March 7, 2015 — His experience reflects drastic changes in the chemistry of coastal waters, the result of increasing acidification, which have been setting off alarms among fishermen, climate scientists, and policy makers from Cape Cod to Casco Bay.
“Hatcheries are the canary in the coal mine for the shellfish industry,” he said. “Because of our level of control, we can see problems that others might not — and we were seeing really big problems.”
The problems stem from a surge of carbon dioxide in the atmosphere from fossil fuels that has made oceans on average 30 percent more acidic at the surface since the Industrial Revolution, according to the National Oceanic and Atmospheric Administration. NOAA scientists predict they will become 150 percent more acidic by 2100 — more than at any point in the past 20 million years.
Acidification has also been exacerbated by the region’s increasing precipitation. Federal reports have shown that rain or snow from heavy storms have increased more than 70 percent over the past 50 years in New England.
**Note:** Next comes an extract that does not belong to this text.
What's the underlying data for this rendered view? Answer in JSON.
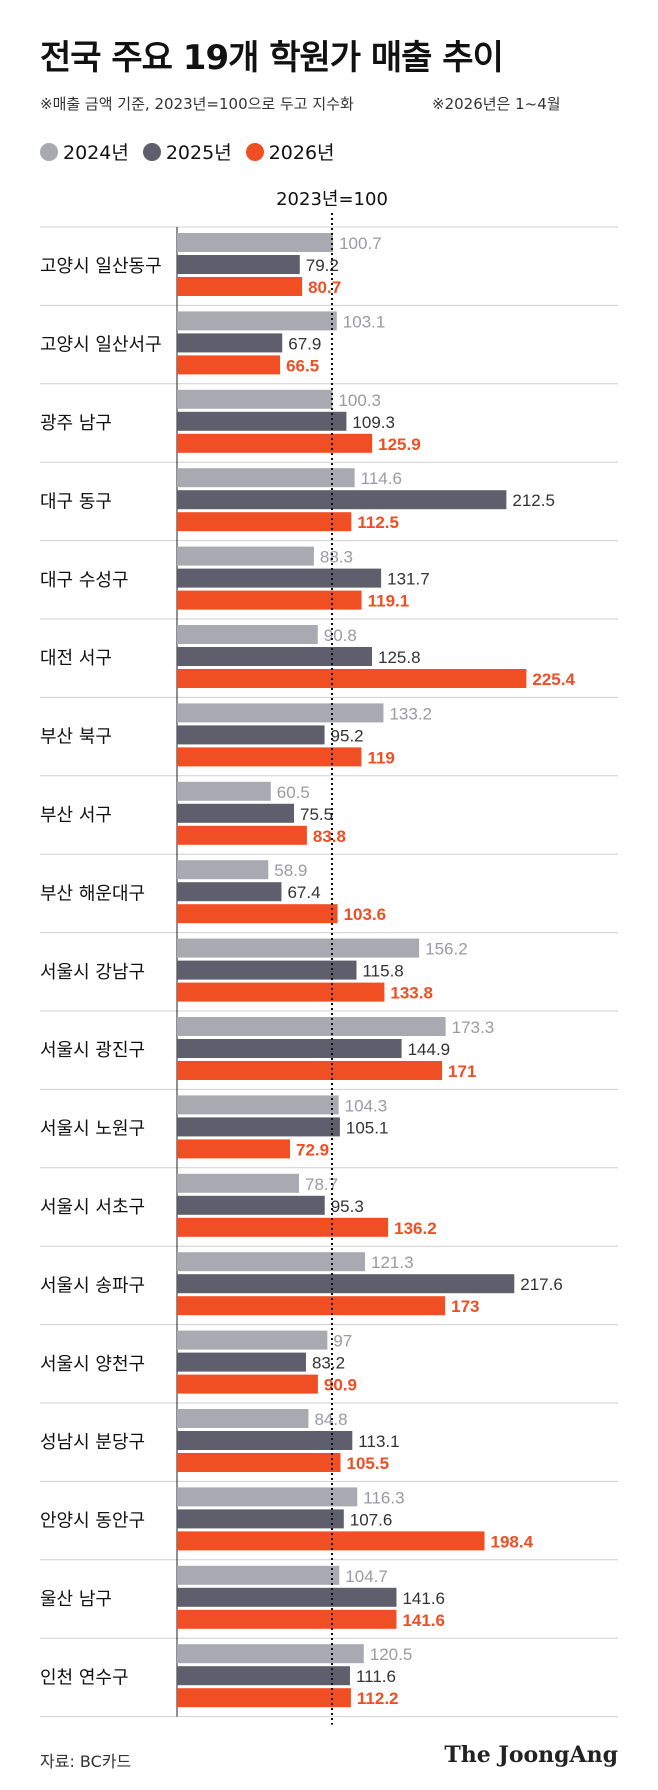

The fresh water that drains from land is significantly more acidic than seawater and frequently carries sewage, organic matter, and other nutrients that add carbon dioxide in coastal waters.
The Gulf of Maine, which extends from Cape Cod to Nova Scotia, is especially vulnerable to acidification, because carbon dioxide is absorbed more easily in colder water, and much of the region’s economy relies on the sea life that is most likely to suffer.